« Les « créas» sont des êtres à part.
L’idée me vient parfois qu’ils ne sont pas tout à fait humains. Je suis persuadé que l’entreprise possède une île dans le pacifique acquise pendant la deuxième guerre mondiale.
Des murs hauts la cernent. Un rayon de soleil ricoche parfois sur un viseur de fusil d’assaut. En s’approchant, on remarque le va-et-vient de gardes en tenue de camouflage. Ils s’arrêtent pour scruter la végétation en contrebas lorsqu’un bruit suspect attire leur attention.
Ces hommes ont des réflexes de tueurs surentraînés. L’armée a depuis longtemps perdu leur trace et leurs pensions ont été supprimées. Mais ils ne regrettent pas. Un compte en banque hébergé dans un paradis fiscal leur assurera une retraite confortable dans un lieu paradisiaque.

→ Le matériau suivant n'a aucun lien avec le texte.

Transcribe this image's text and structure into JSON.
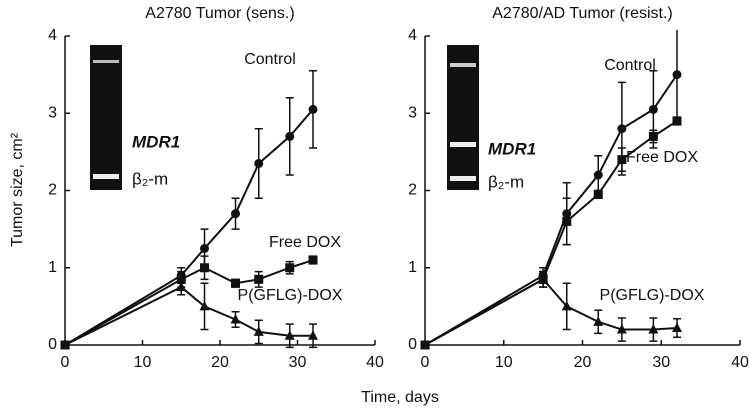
{
  "axis_labels": {
    "x": "Time, days",
    "y": "Tumor size, cm²"
  },
  "chart_data": [
    {
      "type": "line",
      "title": "A2780 Tumor (sens.)",
      "inset_labels": [
        "MDR1",
        "β₂-m"
      ],
      "x": [
        0,
        15,
        18,
        22,
        25,
        29,
        32
      ],
      "xlim": [
        0,
        40
      ],
      "xticks": [
        0,
        10,
        20,
        30,
        40
      ],
      "ylim": [
        0,
        4
      ],
      "yticks": [
        0,
        1,
        2,
        3,
        4
      ],
      "series": [
        {
          "name": "Control",
          "color": "#111111",
          "marker": "circle",
          "values": [
            0,
            0.9,
            1.25,
            1.7,
            2.35,
            2.7,
            3.05
          ],
          "errors": [
            0,
            0.1,
            0.25,
            0.2,
            0.45,
            0.5,
            0.5
          ]
        },
        {
          "name": "Free DOX",
          "color": "#111111",
          "marker": "square",
          "values": [
            0,
            0.85,
            1.0,
            0.8,
            0.85,
            1.0,
            1.1
          ],
          "errors": [
            0,
            0.1,
            0.15,
            0.05,
            0.1,
            0.08,
            0.05
          ]
        },
        {
          "name": "P(GFLG)-DOX",
          "color": "#111111",
          "marker": "triangle",
          "values": [
            0,
            0.75,
            0.5,
            0.33,
            0.17,
            0.12,
            0.12
          ],
          "errors": [
            0,
            0.1,
            0.3,
            0.1,
            0.15,
            0.15,
            0.15
          ]
        }
      ]
    },
    {
      "type": "line",
      "title": "A2780/AD Tumor (resist.)",
      "inset_labels": [
        "MDR1",
        "β₂-m"
      ],
      "x": [
        0,
        15,
        18,
        22,
        25,
        29,
        32
      ],
      "xlim": [
        0,
        40
      ],
      "xticks": [
        0,
        10,
        20,
        30,
        40
      ],
      "ylim": [
        0,
        4
      ],
      "yticks": [
        0,
        1,
        2,
        3,
        4
      ],
      "series": [
        {
          "name": "Control",
          "color": "#111111",
          "marker": "circle",
          "values": [
            0,
            0.9,
            1.7,
            2.2,
            2.8,
            3.05,
            3.5
          ],
          "errors": [
            0,
            0.1,
            0.4,
            0.25,
            0.6,
            0.5,
            0.6
          ]
        },
        {
          "name": "Free DOX",
          "color": "#111111",
          "marker": "square",
          "values": [
            0,
            0.85,
            1.6,
            1.95,
            2.4,
            2.7,
            2.9
          ],
          "errors": [
            0,
            0.1,
            0.3,
            0.05,
            0.15,
            0.08,
            0.05
          ]
        },
        {
          "name": "P(GFLG)-DOX",
          "color": "#111111",
          "marker": "triangle",
          "values": [
            0,
            0.85,
            0.5,
            0.3,
            0.2,
            0.2,
            0.22
          ],
          "errors": [
            0,
            0.1,
            0.3,
            0.15,
            0.15,
            0.15,
            0.12
          ]
        }
      ]
    }
  ]
}
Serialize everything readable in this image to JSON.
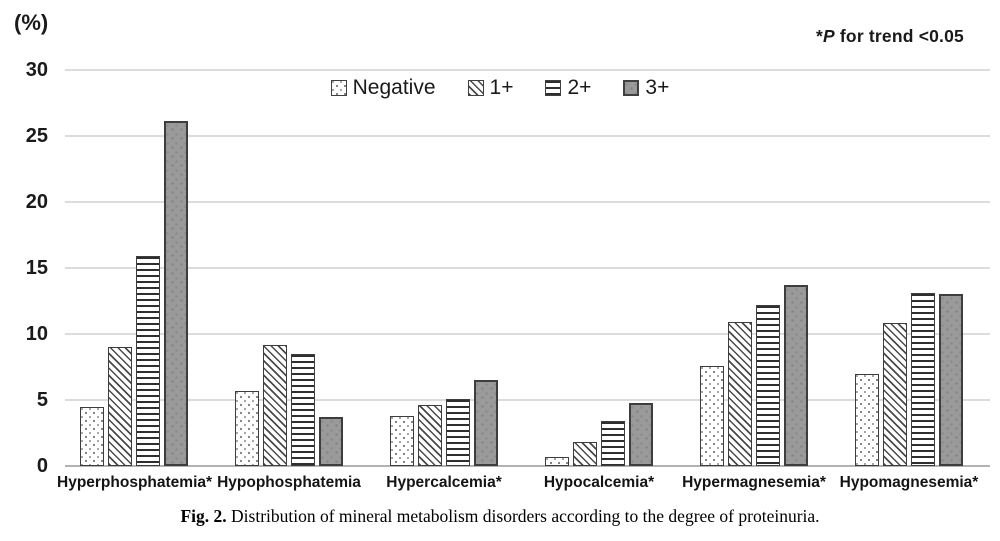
{
  "annotation": {
    "star": "*",
    "p": "P",
    "rest": " for trend <0.05"
  },
  "caption": {
    "fig": "Fig. 2.",
    "text": "  Distribution of mineral metabolism disorders according to the degree of proteinuria."
  },
  "colors": {
    "gridline": "#dcdcdc",
    "axis_line": "#b3b3b3",
    "bar_outline": "#3d3d3d",
    "bar_solid_fill": "#9a9a9a",
    "text": "#1a1a1a"
  },
  "chart_data": {
    "type": "bar",
    "title": "",
    "xlabel": "",
    "ylabel": "(%)",
    "ylim": [
      0,
      30
    ],
    "yticks": [
      0,
      5,
      10,
      15,
      20,
      25,
      30
    ],
    "grid": true,
    "legend_position": "top-center",
    "annotation": "*P for trend <0.05",
    "categories": [
      "Hyperphosphatemia*",
      "Hypophosphatemia",
      "Hypercalcemia*",
      "Hypocalcemia*",
      "Hypermagnesemia*",
      "Hypomagnesemia*"
    ],
    "series": [
      {
        "name": "Negative",
        "pattern": "dots",
        "values": [
          4.5,
          5.7,
          3.8,
          0.7,
          7.6,
          7.0
        ]
      },
      {
        "name": "1+",
        "pattern": "diag",
        "values": [
          9.0,
          9.2,
          4.6,
          1.8,
          10.9,
          10.8
        ]
      },
      {
        "name": "2+",
        "pattern": "hlines",
        "values": [
          15.9,
          8.5,
          5.1,
          3.4,
          12.2,
          13.1
        ]
      },
      {
        "name": "3+",
        "pattern": "solid",
        "values": [
          26.1,
          3.7,
          6.5,
          4.8,
          13.7,
          13.0
        ]
      }
    ]
  }
}
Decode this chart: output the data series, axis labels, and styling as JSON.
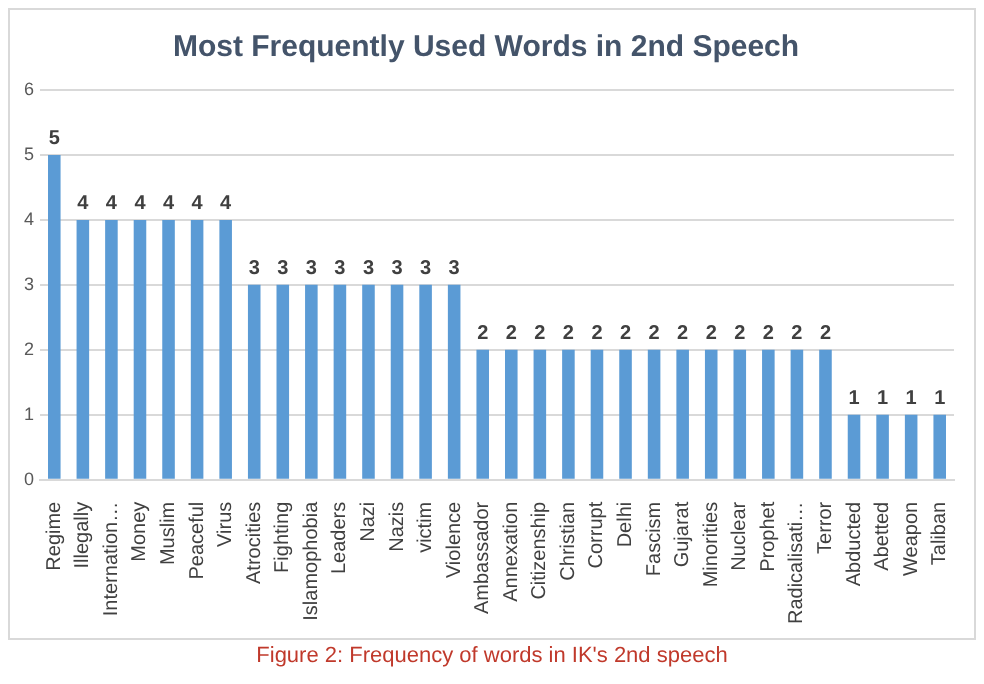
{
  "chart_data": {
    "type": "bar",
    "title": "Most Frequently Used Words in 2nd Speech",
    "categories": [
      "Regime",
      "Illegally",
      "Internation…",
      "Money",
      "Muslim",
      "Peaceful",
      "Virus",
      "Atrocities",
      "Fighting",
      "Islamophobia",
      "Leaders",
      "Nazi",
      "Nazis",
      "victim",
      "Violence",
      "Ambassador",
      "Annexation",
      "Citizenship",
      "Christian",
      "Corrupt",
      "Delhi",
      "Fascism",
      "Gujarat",
      "Minorities",
      "Nuclear",
      "Prophet",
      "Radicalisati…",
      "Terror",
      "Abducted",
      "Abetted",
      "Weapon",
      "Taliban"
    ],
    "values": [
      5,
      4,
      4,
      4,
      4,
      4,
      4,
      3,
      3,
      3,
      3,
      3,
      3,
      3,
      3,
      2,
      2,
      2,
      2,
      2,
      2,
      2,
      2,
      2,
      2,
      2,
      2,
      2,
      1,
      1,
      1,
      1
    ],
    "color": "#5b9bd5",
    "ylim": [
      0,
      6
    ],
    "yticks": [
      0,
      1,
      2,
      3,
      4,
      5,
      6
    ],
    "grid": "y",
    "data_labels": true,
    "annotations": [
      "Figure 2:  Frequency of words in IK's 2nd speech"
    ]
  }
}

Ils ne savent pas pour qui ils travaillent mais cela importe peu finalement. Les seules personnes du continent qu’ils côtoient sont 3 infirmiers en blouse blanche immaculée. Eux-mêmes sont invariablement accompagnés de vagues silhouettes titubantes et cagoulées.
Les militaires ne pénètrent jamais dans le bâtiment moderne qui siège au centre de cette enceinte fortifiée. Ils ont l’interdiction formelle d’approcher à moins de 500 m d’ailleurs.
La raison évoquée par leur supérieur est que la vue d’une arme pourrait traumatiser les « patients ».
On serait pourtant tenté de se demander si les vitres opaques et les murs insonorisés ne suffiraient pas…
La « boite » aime prendre des précautions quand il est question d’un sujet où ne doit filtrer aucune information. Trop d’enjeux financiers en découlent. Surtout lorsqu’on pratique la manipulation génétique…
Derrière les murs, règne l’effusion.
Des savants hirsutes se pressent et se croisent dans de gigantesques couloirs en quête de la décoction miracle. Celle qui représente leur libération, leur billet de sortie pour la vraie vie, celle de laquelle on les a arraché pour leur connaissance scientifique exceptionnelle.
Les néons grésillent et pendent dangereusement par endroit. Les carreaux
sont dans le même état de délabrement et recouverts de d’étranges formules mathématiques ou chimiques.
Le clou du spectacle est une salle octogonale bardée de tuyaux fumants. Des incubateurs en forme d’ogive y sont disposés. Des symboles de danger de mort sont
placardés partout.
Toutes les 3 heures, métronomiquement, les incubateurs s’ouvrent dans un chuintement
morbide. De la vapeur dense s’échappe puis s’étiole. C’est alors que des formes humanoïdes s’extraient en claudiquant. Elles poussent un vagissement inarticulé qui ressemble néanmoins au mot qui
guidera leur vie à jamais : « MAR-KE-TIIIIINNNNNNG »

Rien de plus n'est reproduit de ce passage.